Die Covergestaltung lässt eigentlich ein Live-Album erwarten, stattdessen finden sich zwölf neue Studiotracks auf „Shampoo Or Gasoline“. Die Songs sind allerdings im Zuge der letztjährigen Konzerttournee von Reto Burrell entstanden und bereits live erprobt. Die CD wurde in den Soniccourtyardstudios schön erdig abgemischt, wie es sich für eine Roots-Rock-Scheibe gehört.

Burrell und seine Mannen legen direkt scheppernd los. „Rising To The Bait“ hat einen harmonischen Refrain, in den Strophen ist der Gesang rauer und die kreischende Gitarre sorgt für die richtigen Ecken und Kanten, sodass das Stück nicht glatt geschliffen wirkt. Bei dem Titelsong „Shampoo Or Gasoline“ setzt die Band tempomäßig noch eine Schippe drauf. Fast ungestüm bearbeitet Chris Filter das Schlagzeug und gibt so zusammen mit dem Bassisten Toby Bachmann den treibenden Rhythmus vor. Das Zusammenspiel der beiden elektrischen Gitarren von Burrell und Ewald Heusser bringt gegen Ende nochmal neue Impulse in die schnellste Nummer des Longplayers.

Den Höhepunkt des rockigen Einstiegs bildet aber „On The Top Of The Moon“. Burrell trifft hier genau in mein Heartland-Rock-Herz. Der schnörkellose Song punktet mit eingängigem Chorus, dezentem Orgelsound im Hintergrund und guter Gitarrenarbeit – einschließlich eines kurzen Solos.

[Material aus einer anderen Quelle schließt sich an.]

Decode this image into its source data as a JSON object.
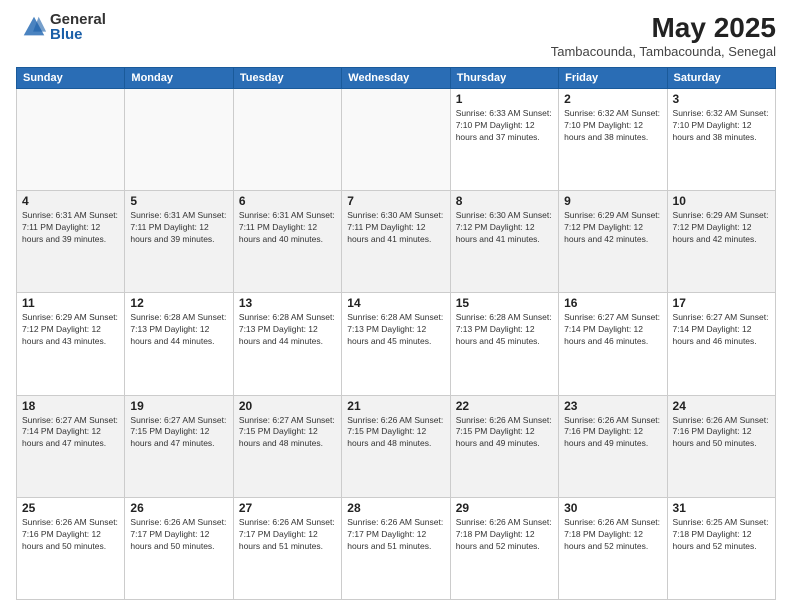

Danach wechseln sich langsamere und Uptempo-Stücke ab. Abwechslung bringt auch der Einsatz unterschiedlicher Gitarrensounds. Bei dem getragenen „Carried Away“ dominiert eine Steel-Guitar – ergänzt mit einer ausgiebigen Mundharmonika-Einlage – und bei „Leaving Scars Behind“ wird die Slide-Guitar ausgepackt. Mit den langgezogenen und hohen Textpassagen im Chorus des letztgenannten Songs kann ich mich nicht recht anfreunden. Die anderen Ausflüge Burrells in stimmliche Höhen, wie beispielsweise auf „In A Bucket With A Hole“, liegen hingegen noch im Toleranzbereich.

Die Melodie von „Tell Me Why“ erinnert anfänglich sehr stark an „More Than I Can Say“ von Leo Sayer. Das kraftvolle „Shout It Loud“ weckt in einigen Passagen leichte Assoziationen zu John Mellencamp, welcher ja keine schlechte Referenz ist. Ebenfalls gelungen sind „Where Is Robin Hood?“ mit seinem Country-Rock-Einschlag und „She Says She’s American“, auf dem Thomas Kull am Piano zum Zuge kommt.

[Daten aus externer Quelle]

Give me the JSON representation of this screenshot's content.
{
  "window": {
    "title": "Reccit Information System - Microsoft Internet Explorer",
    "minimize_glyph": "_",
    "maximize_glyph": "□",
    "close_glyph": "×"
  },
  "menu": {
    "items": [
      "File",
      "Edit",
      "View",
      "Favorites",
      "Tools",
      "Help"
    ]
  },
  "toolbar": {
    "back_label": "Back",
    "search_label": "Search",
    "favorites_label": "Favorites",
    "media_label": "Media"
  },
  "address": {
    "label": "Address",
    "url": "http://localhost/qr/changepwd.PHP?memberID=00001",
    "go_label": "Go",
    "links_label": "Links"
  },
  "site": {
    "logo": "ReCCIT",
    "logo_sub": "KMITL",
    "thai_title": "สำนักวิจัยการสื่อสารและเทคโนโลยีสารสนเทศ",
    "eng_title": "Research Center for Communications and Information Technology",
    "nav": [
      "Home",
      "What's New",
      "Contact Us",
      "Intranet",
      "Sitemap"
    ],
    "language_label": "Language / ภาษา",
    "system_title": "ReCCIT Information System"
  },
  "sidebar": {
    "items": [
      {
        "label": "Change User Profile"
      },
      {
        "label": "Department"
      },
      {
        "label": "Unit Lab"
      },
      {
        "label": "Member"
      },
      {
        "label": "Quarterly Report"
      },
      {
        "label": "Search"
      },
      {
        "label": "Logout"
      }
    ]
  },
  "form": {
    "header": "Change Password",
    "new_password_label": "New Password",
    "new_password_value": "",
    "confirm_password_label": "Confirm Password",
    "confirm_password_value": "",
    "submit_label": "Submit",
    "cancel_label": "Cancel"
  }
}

Auch wenn das im mittleren Tempo angesiedelte „Blind (Everything Is Fine)“ musikalisch nicht vollständig überzeugt, lohnt sich auf alle Fälle ein Blick in die beigefügten Texte. Burrell zeigt sich als genauer Beobachter gesellschaftlicher Entwicklungen. Er kritisiert das fehlende Bewusstsein für ökologische, politische oder soziale Zusammenhänge und das unreflektierte Hinnehmen von Missständen. Rockmusik hatte immer etwas mit Protest zu tun und Burrell steht diese Attitüde gut.

Reto Burrell hat sich in den letzten zwei Jahrzehnten nicht nur als Solokünstler einen Namen gemacht und mit der Band C. H. 2011 den Prix Walo in der Kategorie Country eingeheimst, sondern er ist zudem als Musikproduzent aktiv und fördert Newcomer. So hat er beispielsweise mit den Basement Saints zusammen gearbeitet.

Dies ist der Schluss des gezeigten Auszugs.